The long farewell discourses in John's Gospel were to prepare his disciples for the crucial transfer of power from Jesus to the church. The first followers were frightened and felt totally inadequate. But there is no Plan B. If they do not seize the torch and take up the task, there will be no church and no mission.  

The interval between Jesus' earthly departure and the birth of the church was a time of profound prayer and openness to what can come only as a pure gift. No human genius or initiative can kindle the spark that sets the world ablaze with a love so powerful it creates the world anew.  But once that love takes hold in a believing community, history is turned in a different direction, from futility and death to hope and new life. 

Evidence of this renewed presence of the risen Jesus is found in today's readings from Acts 16. Paul and Silas are imprisoned for preaching the Good News. But in the middle of the night an earthquake opens the prison. Set free, the APostles minister to the jailer and his family and they are baptized.  The joyous scene ends with a meal.

If the story seems familiar, it is a perfect parallel to the resurrection of Jesus. Neither tomb nor prison can chain the Gospel, which liberates and saves anyone who believes in it. A meal celebrating the death and resurrection of Jesus is now the pattern of our lives. 

Do we perceive this same pattern now? If we die to ourselves and live for Christ, no obstacle or suffering can contain or prevent us from living as Jesus did, for we are now his presence and power in the world. 

The Cost of Discipleship

"The hour is coming when everyone who kills you will think he is offering worship to God" ( John 16:3). 

When Paul crosses over from Asia Minor to Macedonia, he makes contact with the Roman colony of Philppi. This will  begin his ministry in a more expansive way until he finds himself in Rome, by way of arrest and transport there to be judged by the emperor because he claimed his right as a Roman citizen.  But this transition will have deadly consequences for both Paul and Peter and for most of the apostles, who were martyred for the faith. 

Jesus had already told them to expect resistance and even death. The Good News was never a harmless call to brotherly love, but was a revolution that would turn the world upside down. The Romans understood just how subversive the Christian message was as it moved through the empire winning converts first among slaves and the lower classes, then reaching the educated upper classes, including independent women like Lydia. The growing Christian community in Rome was scapegoated by Nero after Rome burned. In the roundup of victims, both Paul and Peter were executed. Subsequent persecutions would claim the lives of many martyrs in the first century of the life of the church. 

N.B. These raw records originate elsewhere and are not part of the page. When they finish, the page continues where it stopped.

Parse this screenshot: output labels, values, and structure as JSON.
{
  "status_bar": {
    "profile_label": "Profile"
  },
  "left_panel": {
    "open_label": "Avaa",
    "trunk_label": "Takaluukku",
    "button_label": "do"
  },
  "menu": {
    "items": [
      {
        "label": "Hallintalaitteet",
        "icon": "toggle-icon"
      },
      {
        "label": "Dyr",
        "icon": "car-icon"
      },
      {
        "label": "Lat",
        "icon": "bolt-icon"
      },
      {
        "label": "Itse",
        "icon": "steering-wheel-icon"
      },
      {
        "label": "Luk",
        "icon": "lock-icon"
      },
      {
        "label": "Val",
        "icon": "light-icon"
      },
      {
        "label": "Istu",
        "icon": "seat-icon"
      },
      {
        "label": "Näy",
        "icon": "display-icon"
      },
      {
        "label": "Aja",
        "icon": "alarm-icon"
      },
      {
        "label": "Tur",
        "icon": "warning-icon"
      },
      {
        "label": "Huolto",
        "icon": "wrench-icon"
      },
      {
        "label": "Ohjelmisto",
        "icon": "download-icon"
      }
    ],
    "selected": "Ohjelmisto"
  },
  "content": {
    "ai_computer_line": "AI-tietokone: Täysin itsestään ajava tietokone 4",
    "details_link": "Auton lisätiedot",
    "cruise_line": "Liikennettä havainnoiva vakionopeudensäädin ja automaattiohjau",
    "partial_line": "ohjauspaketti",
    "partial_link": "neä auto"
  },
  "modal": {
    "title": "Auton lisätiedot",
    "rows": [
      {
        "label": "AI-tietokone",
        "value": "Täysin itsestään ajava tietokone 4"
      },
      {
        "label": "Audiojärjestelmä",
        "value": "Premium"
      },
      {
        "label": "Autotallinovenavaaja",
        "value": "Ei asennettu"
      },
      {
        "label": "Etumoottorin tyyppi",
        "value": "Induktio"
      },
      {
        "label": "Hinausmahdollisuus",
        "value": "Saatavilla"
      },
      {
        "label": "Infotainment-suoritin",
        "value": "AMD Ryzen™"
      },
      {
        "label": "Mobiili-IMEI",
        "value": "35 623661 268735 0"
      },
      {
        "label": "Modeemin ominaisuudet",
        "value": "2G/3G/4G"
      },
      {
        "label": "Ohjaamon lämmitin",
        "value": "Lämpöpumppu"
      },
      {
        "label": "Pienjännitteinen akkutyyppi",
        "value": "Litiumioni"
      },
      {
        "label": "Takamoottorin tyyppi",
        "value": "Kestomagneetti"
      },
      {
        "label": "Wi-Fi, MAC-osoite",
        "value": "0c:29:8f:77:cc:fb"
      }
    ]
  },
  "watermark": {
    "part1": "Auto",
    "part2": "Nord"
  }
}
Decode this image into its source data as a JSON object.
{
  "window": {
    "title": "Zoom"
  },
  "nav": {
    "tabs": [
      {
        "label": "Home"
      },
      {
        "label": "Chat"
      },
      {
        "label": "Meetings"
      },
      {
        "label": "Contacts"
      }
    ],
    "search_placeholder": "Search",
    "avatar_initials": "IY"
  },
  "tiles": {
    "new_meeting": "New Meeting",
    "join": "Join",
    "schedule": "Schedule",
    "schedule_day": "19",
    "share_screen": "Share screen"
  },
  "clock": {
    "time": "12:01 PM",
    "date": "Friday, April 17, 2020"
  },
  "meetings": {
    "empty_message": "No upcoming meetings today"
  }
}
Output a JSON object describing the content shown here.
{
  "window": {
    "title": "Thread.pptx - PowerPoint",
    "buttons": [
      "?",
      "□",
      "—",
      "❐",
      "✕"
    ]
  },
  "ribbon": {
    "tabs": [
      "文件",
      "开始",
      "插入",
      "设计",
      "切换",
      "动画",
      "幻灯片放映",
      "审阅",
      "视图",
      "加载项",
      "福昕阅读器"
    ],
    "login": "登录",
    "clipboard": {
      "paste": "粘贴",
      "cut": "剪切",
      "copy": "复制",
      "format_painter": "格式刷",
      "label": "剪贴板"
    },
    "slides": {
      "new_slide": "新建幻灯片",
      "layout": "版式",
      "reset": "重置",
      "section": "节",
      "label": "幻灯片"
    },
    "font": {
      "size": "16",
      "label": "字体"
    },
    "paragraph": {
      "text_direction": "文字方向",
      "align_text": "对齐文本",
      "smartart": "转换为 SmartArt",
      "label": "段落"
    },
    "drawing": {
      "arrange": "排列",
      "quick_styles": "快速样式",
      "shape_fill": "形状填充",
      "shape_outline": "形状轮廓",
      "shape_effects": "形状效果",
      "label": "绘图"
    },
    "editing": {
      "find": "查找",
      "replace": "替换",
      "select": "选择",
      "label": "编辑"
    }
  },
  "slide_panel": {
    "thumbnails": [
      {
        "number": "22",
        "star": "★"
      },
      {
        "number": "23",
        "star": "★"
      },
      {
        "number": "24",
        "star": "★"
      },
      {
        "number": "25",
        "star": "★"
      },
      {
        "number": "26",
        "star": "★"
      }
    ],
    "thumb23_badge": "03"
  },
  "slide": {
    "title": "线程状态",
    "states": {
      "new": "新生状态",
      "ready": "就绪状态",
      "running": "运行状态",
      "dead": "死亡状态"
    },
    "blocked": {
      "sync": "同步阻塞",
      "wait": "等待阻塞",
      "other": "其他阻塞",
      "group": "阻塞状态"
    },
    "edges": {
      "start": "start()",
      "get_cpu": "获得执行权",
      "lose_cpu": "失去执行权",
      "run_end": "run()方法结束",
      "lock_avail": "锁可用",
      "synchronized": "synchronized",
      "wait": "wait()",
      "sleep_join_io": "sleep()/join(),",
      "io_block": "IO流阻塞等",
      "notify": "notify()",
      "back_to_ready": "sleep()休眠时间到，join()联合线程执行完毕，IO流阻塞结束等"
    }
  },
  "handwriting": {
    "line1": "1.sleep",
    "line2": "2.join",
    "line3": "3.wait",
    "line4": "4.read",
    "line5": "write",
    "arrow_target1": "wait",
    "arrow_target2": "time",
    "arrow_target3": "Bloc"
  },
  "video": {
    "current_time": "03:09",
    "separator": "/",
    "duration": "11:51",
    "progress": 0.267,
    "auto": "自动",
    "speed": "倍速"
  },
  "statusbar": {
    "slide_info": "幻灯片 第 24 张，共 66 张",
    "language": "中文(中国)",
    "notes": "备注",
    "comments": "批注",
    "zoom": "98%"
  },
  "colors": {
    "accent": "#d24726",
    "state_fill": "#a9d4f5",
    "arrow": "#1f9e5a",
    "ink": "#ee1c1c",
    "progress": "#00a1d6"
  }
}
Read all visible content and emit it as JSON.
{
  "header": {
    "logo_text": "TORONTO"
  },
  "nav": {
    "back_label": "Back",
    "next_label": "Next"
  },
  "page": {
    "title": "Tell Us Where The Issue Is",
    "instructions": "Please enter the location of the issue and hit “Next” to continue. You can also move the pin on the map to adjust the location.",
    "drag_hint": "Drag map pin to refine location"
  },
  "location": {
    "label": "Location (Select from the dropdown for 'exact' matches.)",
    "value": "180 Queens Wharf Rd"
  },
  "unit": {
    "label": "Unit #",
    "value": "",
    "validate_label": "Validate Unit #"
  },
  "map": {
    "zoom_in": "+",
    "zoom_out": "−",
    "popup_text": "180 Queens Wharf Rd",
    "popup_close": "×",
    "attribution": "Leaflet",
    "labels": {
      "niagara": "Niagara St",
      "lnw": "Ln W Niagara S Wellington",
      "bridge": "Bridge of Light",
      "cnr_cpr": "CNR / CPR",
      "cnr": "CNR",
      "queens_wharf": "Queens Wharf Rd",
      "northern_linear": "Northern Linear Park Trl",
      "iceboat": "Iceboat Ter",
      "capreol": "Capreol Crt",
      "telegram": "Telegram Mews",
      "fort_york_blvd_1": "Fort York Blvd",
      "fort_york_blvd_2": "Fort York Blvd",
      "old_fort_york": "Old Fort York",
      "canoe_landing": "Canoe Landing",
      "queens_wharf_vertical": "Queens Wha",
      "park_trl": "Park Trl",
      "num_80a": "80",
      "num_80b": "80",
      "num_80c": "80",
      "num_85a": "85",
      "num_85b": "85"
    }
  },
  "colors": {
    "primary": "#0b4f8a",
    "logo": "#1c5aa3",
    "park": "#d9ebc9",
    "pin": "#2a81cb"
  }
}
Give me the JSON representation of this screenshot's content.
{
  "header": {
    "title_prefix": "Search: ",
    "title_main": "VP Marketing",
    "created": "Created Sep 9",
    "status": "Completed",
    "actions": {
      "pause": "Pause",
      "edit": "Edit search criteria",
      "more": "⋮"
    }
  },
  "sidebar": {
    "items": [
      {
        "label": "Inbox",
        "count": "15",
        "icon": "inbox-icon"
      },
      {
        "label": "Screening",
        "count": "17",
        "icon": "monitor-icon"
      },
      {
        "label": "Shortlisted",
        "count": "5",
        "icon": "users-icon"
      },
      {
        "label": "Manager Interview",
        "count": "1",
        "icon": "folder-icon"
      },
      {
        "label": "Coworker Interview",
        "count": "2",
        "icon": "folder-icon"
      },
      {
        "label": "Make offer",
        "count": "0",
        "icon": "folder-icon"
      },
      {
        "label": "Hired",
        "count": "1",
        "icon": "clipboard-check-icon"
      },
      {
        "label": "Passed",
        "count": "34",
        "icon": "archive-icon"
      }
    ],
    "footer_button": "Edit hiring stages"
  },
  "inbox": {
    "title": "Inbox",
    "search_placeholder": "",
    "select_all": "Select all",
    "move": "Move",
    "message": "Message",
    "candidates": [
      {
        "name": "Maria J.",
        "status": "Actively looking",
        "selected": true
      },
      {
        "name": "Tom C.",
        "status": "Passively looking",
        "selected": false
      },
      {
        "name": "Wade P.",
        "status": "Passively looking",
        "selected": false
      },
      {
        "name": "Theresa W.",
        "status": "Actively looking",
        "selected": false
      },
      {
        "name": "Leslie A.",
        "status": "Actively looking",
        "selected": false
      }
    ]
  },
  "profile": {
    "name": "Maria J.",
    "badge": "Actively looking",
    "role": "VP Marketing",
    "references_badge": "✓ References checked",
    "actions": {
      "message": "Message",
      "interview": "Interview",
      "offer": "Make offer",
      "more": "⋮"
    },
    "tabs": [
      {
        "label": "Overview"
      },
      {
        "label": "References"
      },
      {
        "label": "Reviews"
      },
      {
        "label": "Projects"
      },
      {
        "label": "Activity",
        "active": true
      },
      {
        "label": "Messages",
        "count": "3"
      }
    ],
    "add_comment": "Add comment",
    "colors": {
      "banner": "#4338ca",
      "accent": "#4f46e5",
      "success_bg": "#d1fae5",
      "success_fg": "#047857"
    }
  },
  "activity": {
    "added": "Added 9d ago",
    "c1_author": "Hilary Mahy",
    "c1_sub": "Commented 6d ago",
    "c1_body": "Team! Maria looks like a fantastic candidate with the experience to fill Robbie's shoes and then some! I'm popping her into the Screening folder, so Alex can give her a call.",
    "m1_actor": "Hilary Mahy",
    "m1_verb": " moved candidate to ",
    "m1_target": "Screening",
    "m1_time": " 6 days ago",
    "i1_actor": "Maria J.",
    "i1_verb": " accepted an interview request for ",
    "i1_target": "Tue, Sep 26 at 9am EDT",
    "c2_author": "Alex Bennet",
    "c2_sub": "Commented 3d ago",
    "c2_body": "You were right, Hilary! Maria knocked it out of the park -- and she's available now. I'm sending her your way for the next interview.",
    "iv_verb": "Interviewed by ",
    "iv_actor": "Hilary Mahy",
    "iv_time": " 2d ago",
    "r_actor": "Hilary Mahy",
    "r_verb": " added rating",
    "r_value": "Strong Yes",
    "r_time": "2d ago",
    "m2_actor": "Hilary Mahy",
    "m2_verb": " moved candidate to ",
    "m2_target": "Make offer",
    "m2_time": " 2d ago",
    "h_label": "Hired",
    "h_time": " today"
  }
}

We live in a time of profound ideological and religious conflict, when murder has again become a sign of devotion to this or that version of "god." Distorted views of both Islam and white supremacist Christianity have brought a new age of terrorism in which targeted minorities are persecuted for economic and political gain, and even governments kill indiscriminately in the name of national security. The cost of discipleship is always high, but now it is being paid in blood. We pray to be steadfast in faith in both crisis and in the ordinary, daily cost of following Christ.